Requirements

 

  • Core course: WWS 315/Pol 393
  • Four additional courses: two be in the history department in international, global, diplomatic history, or ancient history, and two in the Woodrow Wilson School, politics department, or other departments, on subjects such as international relations, international organizations, international political economy, security studies, war, peace, the environment and sustainability, global stability

    • All such courses, to be counted toward fulfilling the program requirements, must be approved by the program director. Certificate students who are concentrating in history, the Woodrow Wilson School, or politics must take at least eight courses in the respective rosters that do not overlap with the courses designated for the certificate. The program director advises students as to other courses of study which may usefully supplement preparations for service in organizations like the State Department and NGOs, which help formulate and implement policies on the world scene.

    • Every senior is required to address a substantial part of his or her thesis to subjects of direct relevance to the program's focus. Each must also take a required but not-for-credit semester-long seminar which provides a venue for sharing of student work with peers and the seminar leader, typically the director of the program.

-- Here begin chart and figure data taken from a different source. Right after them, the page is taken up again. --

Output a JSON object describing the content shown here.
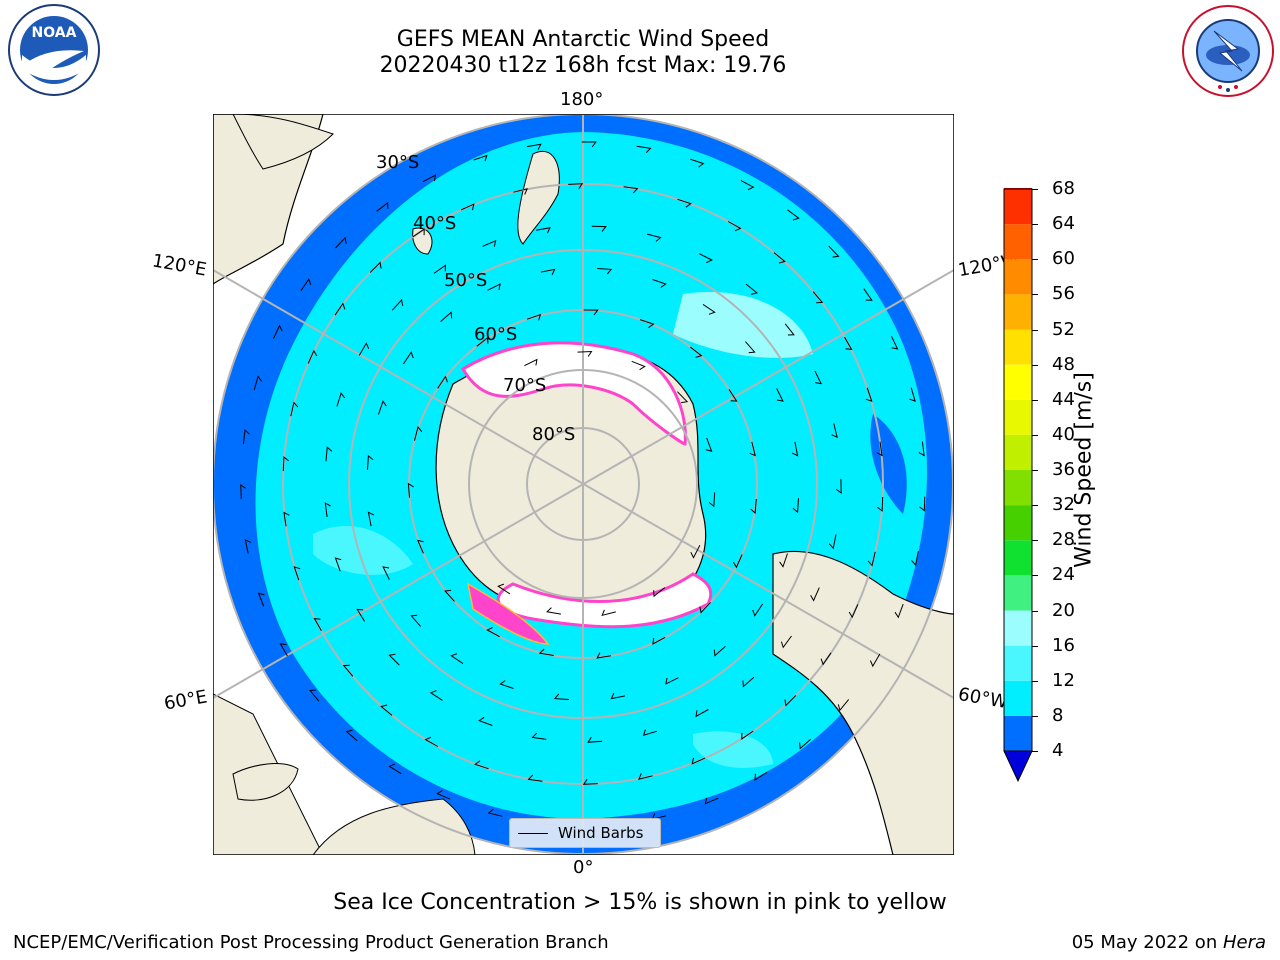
{
  "header": {
    "title_line1": "GEFS MEAN Antarctic Wind Speed",
    "title_line2": "20220430 t12z 168h fcst   Max: 19.76"
  },
  "logos": {
    "left": {
      "text": "NOAA",
      "ring_text": "NATIONAL OCEANIC AND ATMOSPHERIC ADMINISTRATION · U.S. DEPARTMENT OF COMMERCE"
    },
    "right": {
      "ring_text": "NATIONAL WEATHER SERVICE"
    }
  },
  "map": {
    "projection": "south polar stereographic",
    "lon_labels": [
      "180°",
      "120°E",
      "120°W",
      "60°E",
      "60°W",
      "0°"
    ],
    "lat_labels": [
      "30°S",
      "40°S",
      "50°S",
      "60°S",
      "70°S",
      "80°S"
    ],
    "legend_label": "Wind Barbs",
    "colors": {
      "land": "#efecdc",
      "ice": "#ffffff",
      "ice_edge": "#ff44cc",
      "ice_edge_inner": "#ffb833",
      "grid": "#b4b4b4"
    }
  },
  "colorbar": {
    "label": "Wind Speed [m/s]",
    "ticks": [
      "68",
      "64",
      "60",
      "56",
      "52",
      "48",
      "44",
      "40",
      "36",
      "32",
      "28",
      "24",
      "20",
      "16",
      "12",
      "8",
      "4"
    ],
    "colors": [
      "#0000dd",
      "#006eff",
      "#00eeff",
      "#4af7ff",
      "#9cfdff",
      "#40f080",
      "#10e030",
      "#46d000",
      "#82e000",
      "#c0f000",
      "#e8f800",
      "#ffff00",
      "#ffe000",
      "#ffb000",
      "#ff8c00",
      "#ff6000",
      "#ff3000",
      "#ff0000"
    ]
  },
  "footer": {
    "note": "Sea Ice Concentration > 15% is shown in pink to yellow",
    "left": "NCEP/EMC/Verification Post Processing Product Generation Branch",
    "right_date": "05 May 2022 on ",
    "right_machine": "Hera"
  }
}
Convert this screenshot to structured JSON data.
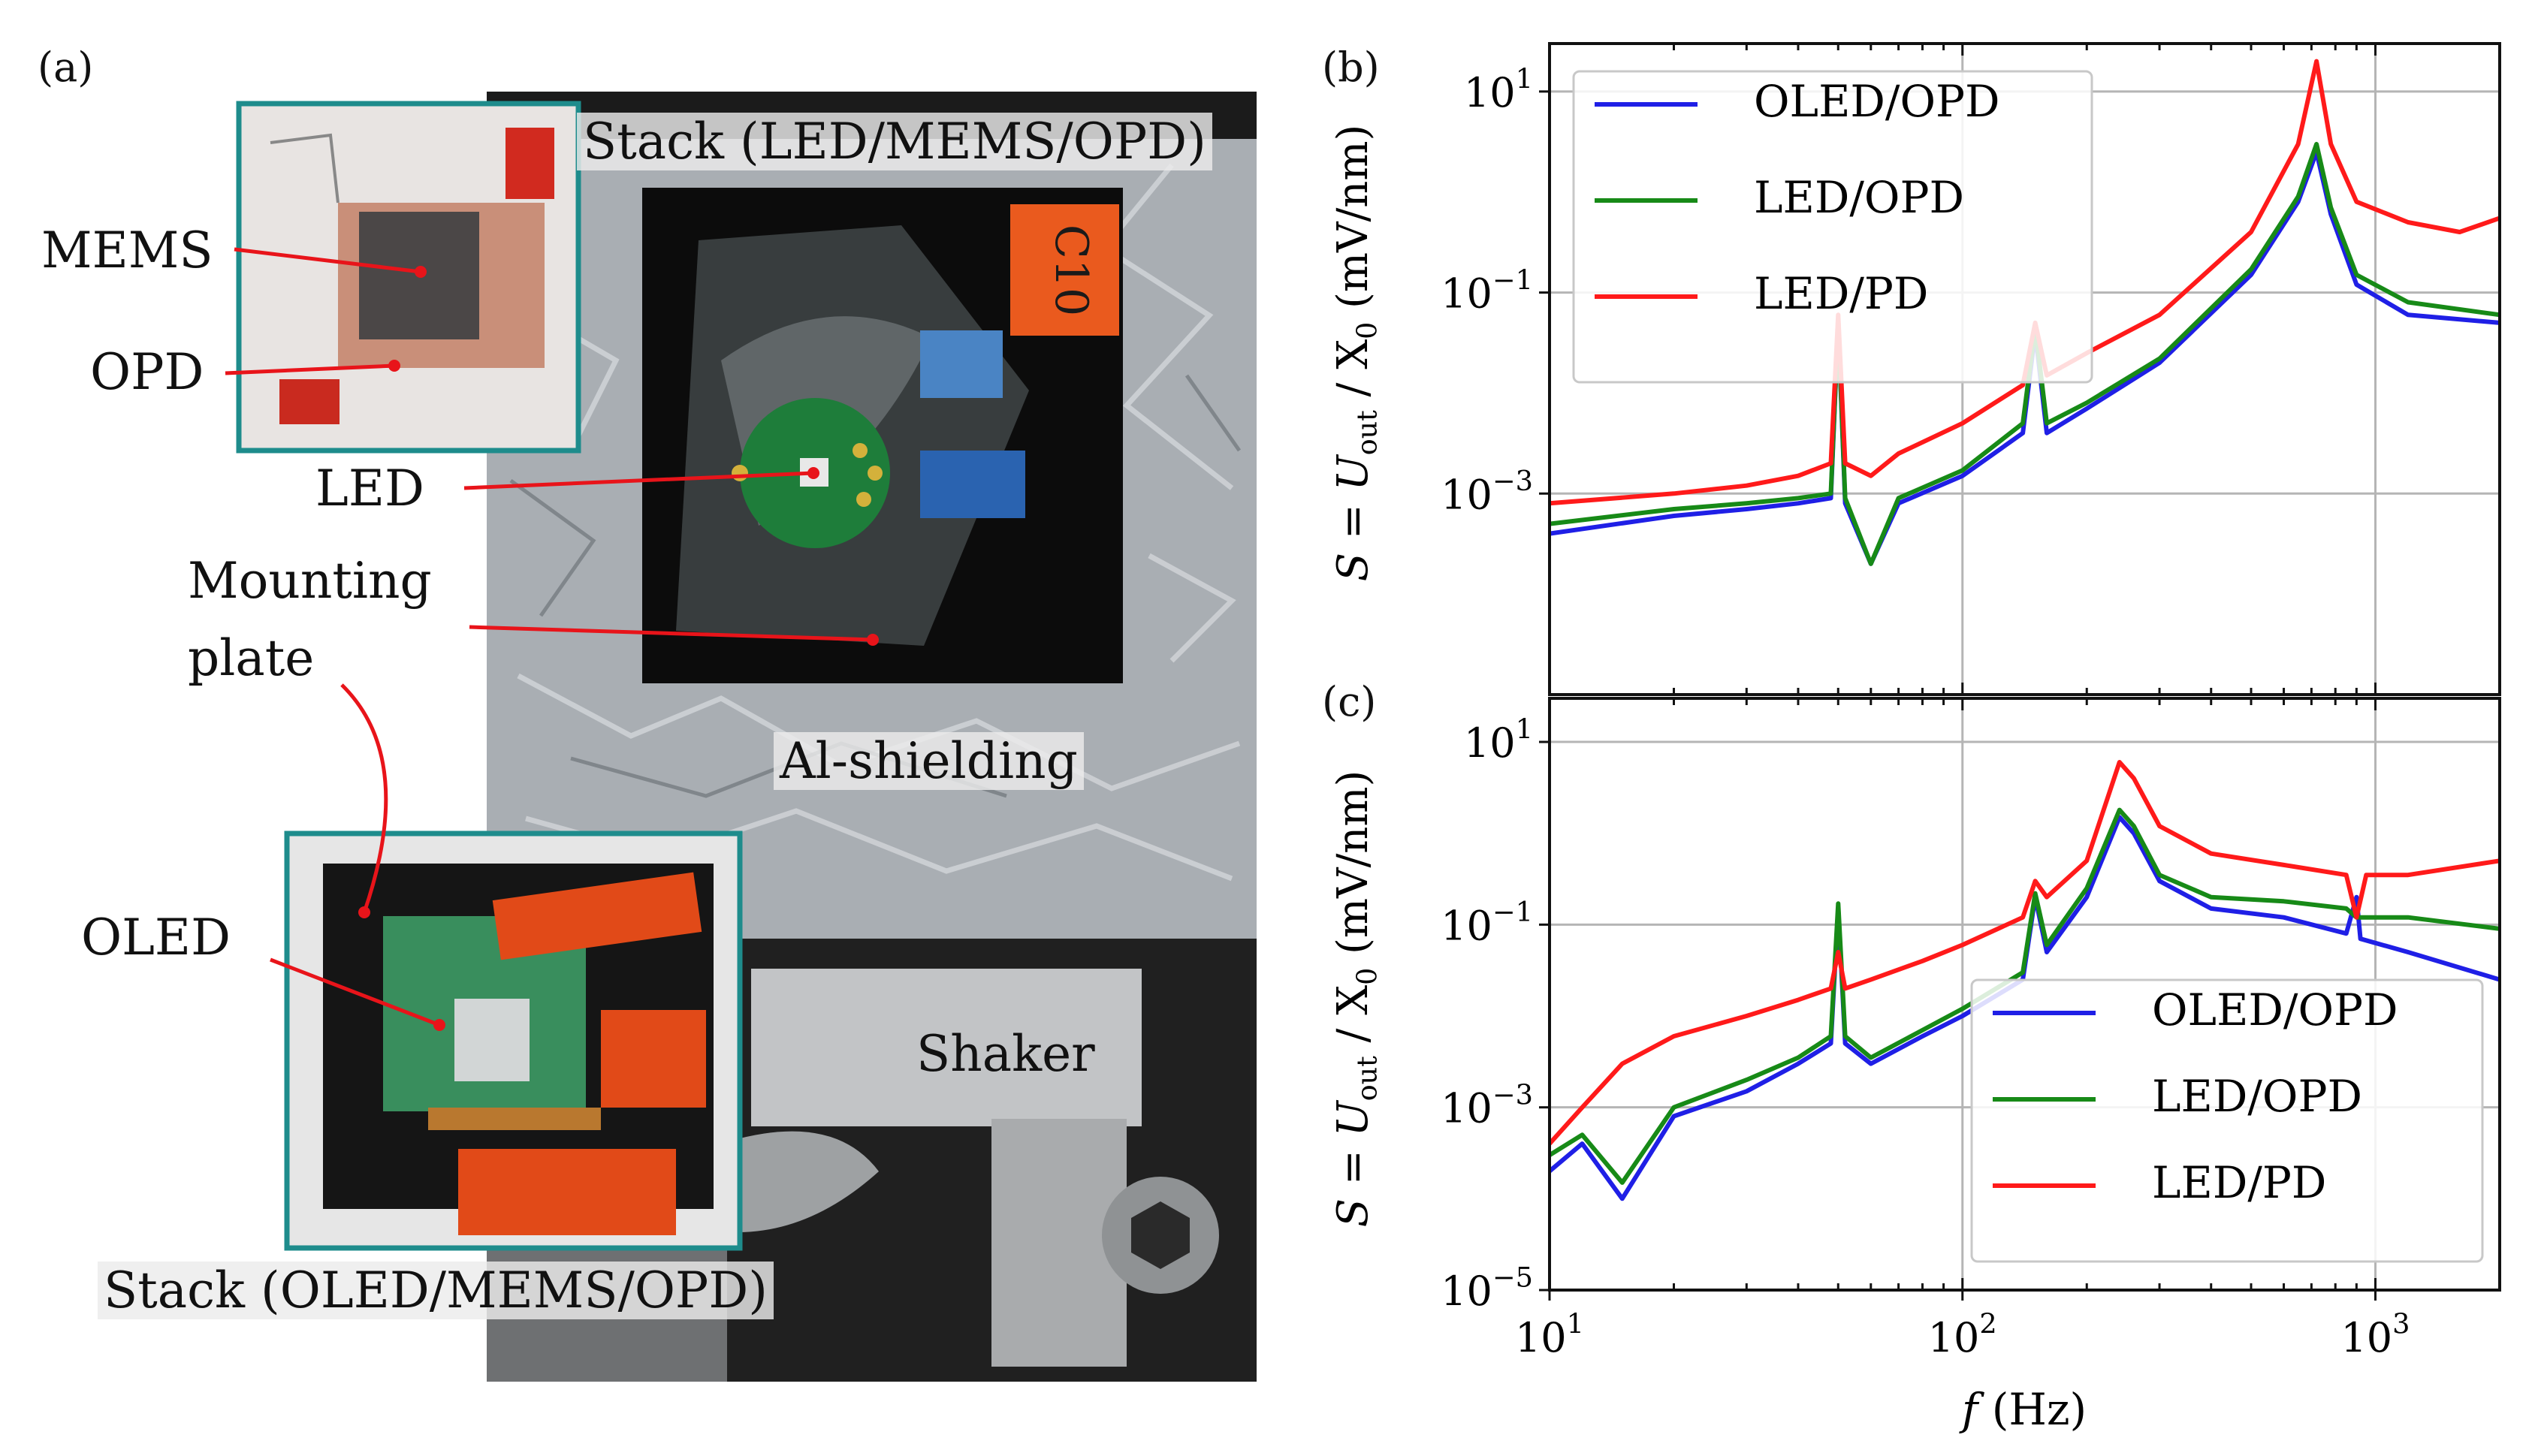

  • An internship, usually during a summer, with a suitable government agency or nongovernmental organization (NGO), domestic or international.  An internship could include research in think tanks as well as activities described as people to people diplomacy

    • The program director advises students in identifying appropriate internships. In consultation with the executive committee the director gives final approval and provides the funding for those students whose internships are approved as meeting program goals. The number of students supported is limited by the availability of funds. It is assumed that any student who is remunerated for an internship will complete the entirety of the program.

The program also fosters the participation of practitioners of diplomacy and of other modes of international relations in student learning through visiting professorships, short-term fellowships, workshops, conferences, public lectures, and field trips.